Of course, giving the right amount of steps in proofs is only one aspect of rigor. Another is not speaking about concepts you haven't properly defined. But this is relative as well. In a research paper about mathematical physics you don't have to clearly state the axioms for the real numbers. In a calculus textbook you do.
In your particular example: If you can expect your readers to know for example that the coefficients of polynomial functions are unique, your proof (or at least that part of it) is rigorous. If not, it is not, and you have to give some explanation.
You ask about when should you be satisfied that a proof is a proof. My opinion: if and only if you are sure you could, if required, fill in all thinkable intermediary steps and trace each fact you use back to the very axioms. If you are already asking yourself "is this really a proof?", it is most certainly not for you (though it is for Spivak, and, if he succeeded, for his intended readership). You have to break it down to steps that are completely obvious to you. In your mathematical development more and more arguments come to fulfill this criterion. For example, when you first learn about induction, you need to clearly state the base case, the induction hypothesis and so on. Once you have seen your share of proofs by induction, you are satisfied and often grateful if the author just writes "by induction we get...".
Solution 2:
I think the most important message here is that while rigor may be relative, it has to be measured by your audience's skill, not yours.

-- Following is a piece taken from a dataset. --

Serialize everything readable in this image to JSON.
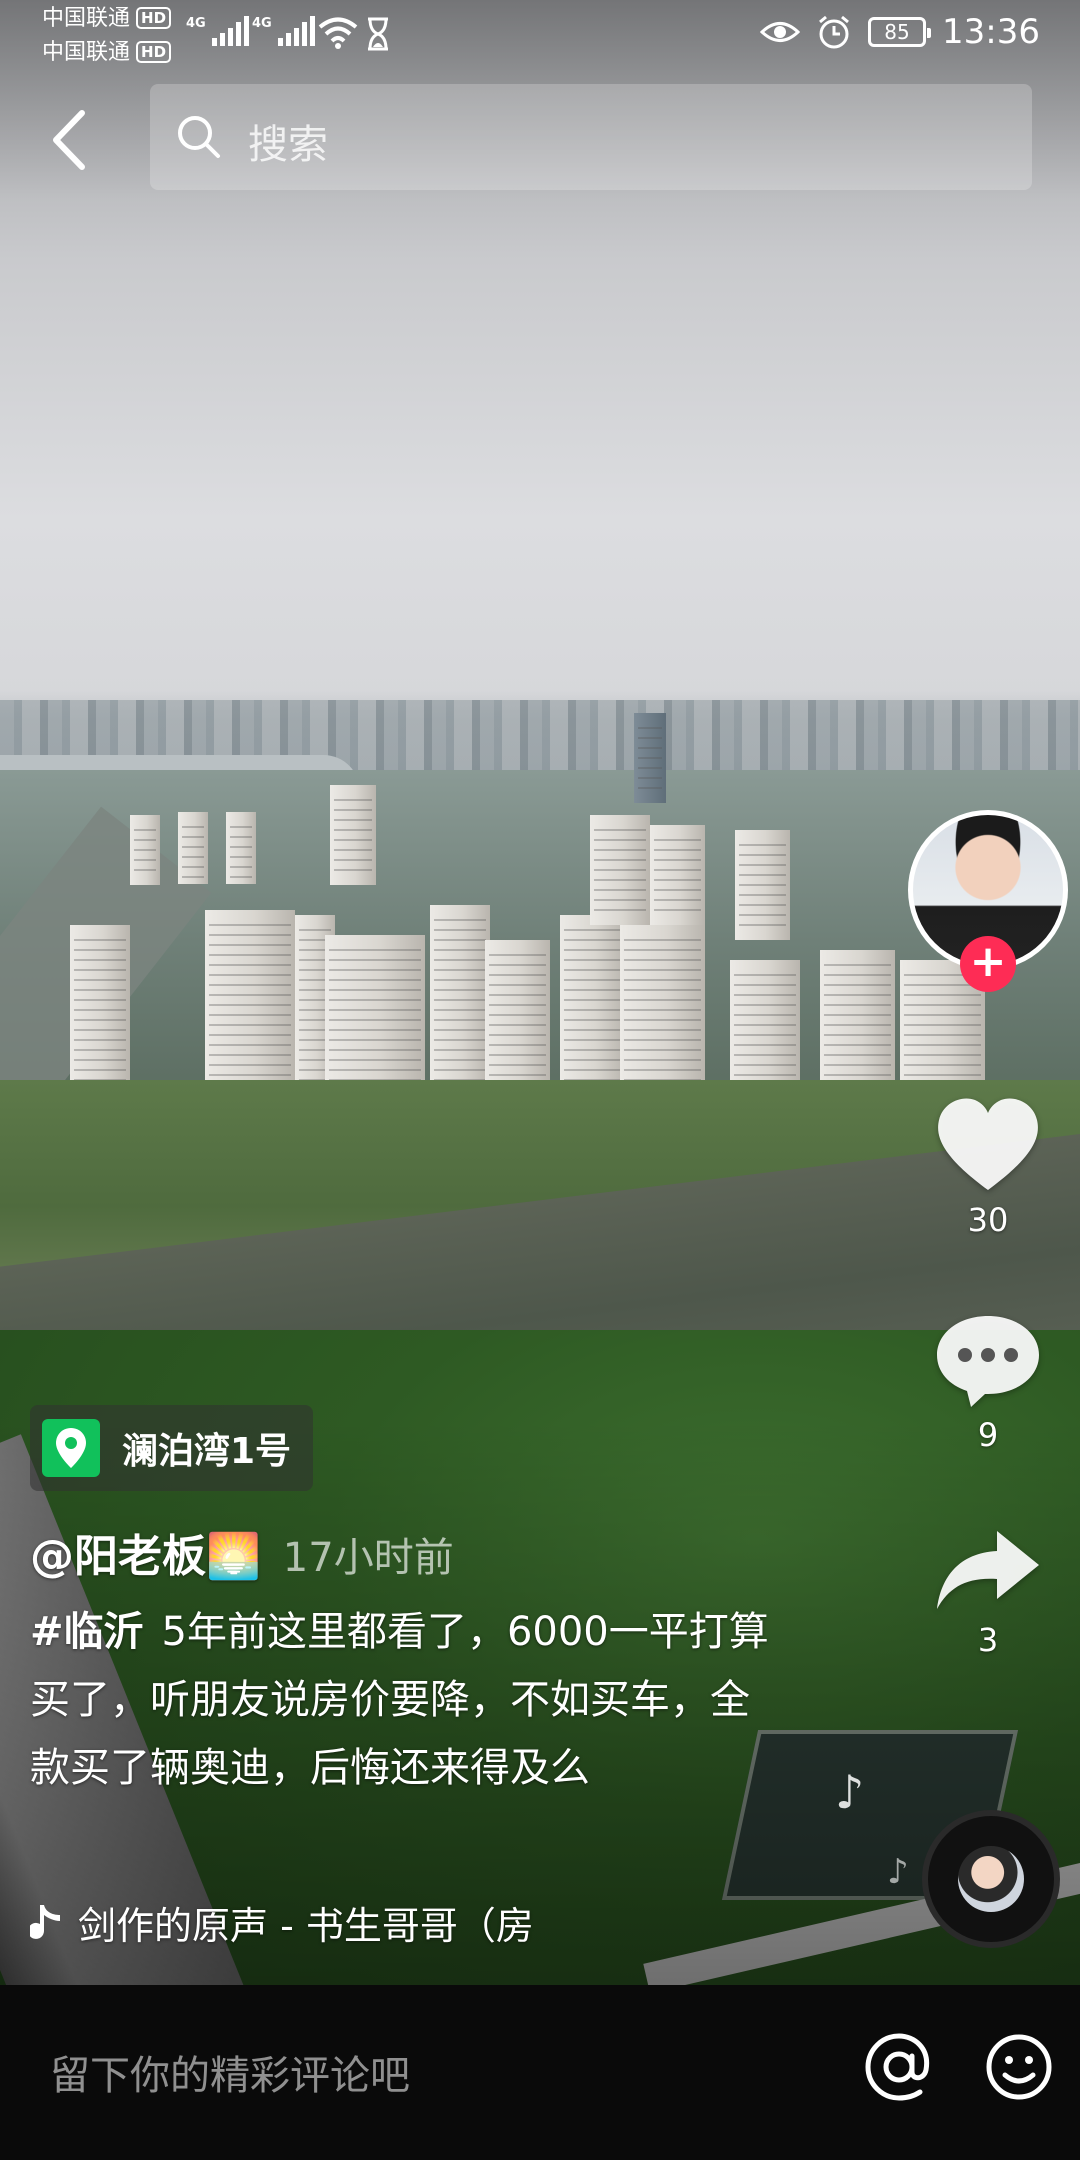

Logically, there is a "base truth" for rigor, namely step-wise application of logical rules. You probably don't want to write down proofs like that.
I enjoyed reading Leslie Lamport's How to write a proof?. Again, you probably don't want to write your proofs on his finest level of granularity, but it might show how deeply you can dig. I like his idea about unfoldable proofs; we really should do that in order to be able to server multiple audiences at one.
Myself, I believe that any proof has to be definite in its steps. If you do a large step you expect your readers to follow, don't write words like "clearly" or "obviously" but refer to the specific result needed. That means that you have to research the step prior to writing, which help avoiding bugs.